Sobre la esencia burguesa del revisionismo


«Partiendo de los fundamentos teórico-prácticos, de las contradicciones antagónicas inevitables que surgen entre la «ciencia dialéctica» del marxismo-leninismo y el «idealismo-metafísico» del revisionismo, este último expresión del pensamiento burgués-pequeñoburgués independientemente de que se llame jruschovismo, maoísmo, titoismo, eurocomunismo, socialismo del siglo XXI, socialismo inteligente, etc. Podemos afirmar que los revisionismos guardan en común ya no solo la concesión nepótica-clientelar, oportunista y hasta servil, de los puesto (cargos) del Estado como expresión del poder de la clase —burguesa— que lo tiene en sus manos, sino incluso dentro de la organización que se pretende socialista, revolucionaria; con ello, la dirigencia que ya no pretende el socialismo desactiva toda pretensión emancipadora de los pueblos; sin lugar a duda, cuando eso ocurre, es debido a que el germen burgués que dormía en las filas, especialmente en la dirigencia, se ha desarrollado hasta la hegemonía del poder económico-político.
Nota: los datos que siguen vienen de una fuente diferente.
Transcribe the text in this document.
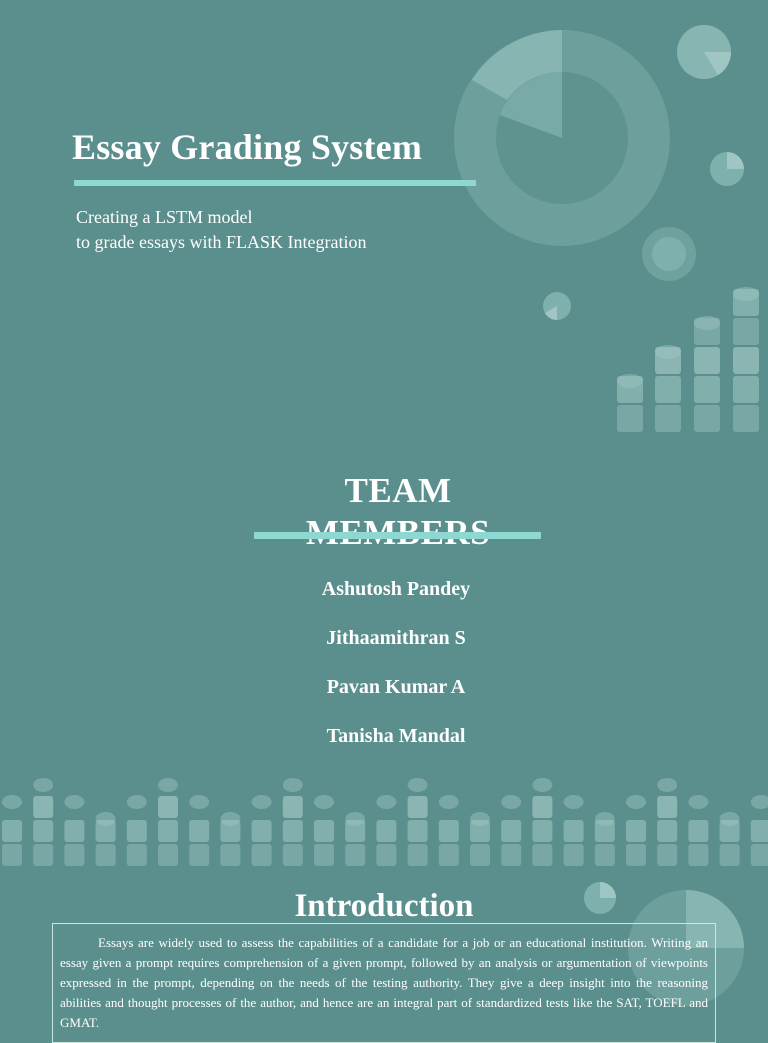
Essay Grading System
Creating a LSTM model
to grade essays with FLASK Integration
TEAM

Ashutosh Pandey
Jithaamithran S
Pavan Kumar A
Tanisha Mandal
Introduction

Essays are widely used to assess the capabilities of a candidate for a job or an educational institution. Writing an essay given a prompt requires comprehension of a given prompt, followed by an analysis or argumentation of viewpoints expressed in the prompt, depending on the needs of the testing authority. They give a deep insight into the reasoning abilities and thought processes of the author, and hence are an integral part of standardized tests like the SAT, TOEFL and GMAT.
Con frecuencia, la propaganda lo justifica en el supuesto acierto de la conducción de las dirigencias que ha usurpado el poder a la clase obrera y que encuentra un paralelismo repugnante con el concepto de «fe» en la práctica religiosa. En esencia se trata de la explotación de la subjetividad de cada sujeto —idealismo— individualmente hasta llegar al colectivo, alejando de este modo a la militancia y a las masas del pensamiento científico del socialismo y por extensión de la revolución socialista. Compréndase que esto ocurre bajo una densa niebla creada por la fraseología revolucionaria reiterativa, además de la cosificación del pensamiento revolucionario cuyo primer síntoma inequívoco es la nula preparación político-ideológica de la militancia por la organización, el abandono de la lucha de clases, la incorporación de tesis que defienden la propiedad privada de los medios de producción, la unidad entre las clases antagónicas allá donde actúa la organización, la convivencia con «los imperialismo» especialmente en lo concerniente a los campos económicos y políticos». (Nikolái BOLCHEVK; PML(c)N.KBML-1917.MK3; «Encuentro para la Reorganización Internacional del Movimiento Comunista Marxista-Leninista», «La Izquierda Latinoamericana y su Desempeño Revisionista»; 2013)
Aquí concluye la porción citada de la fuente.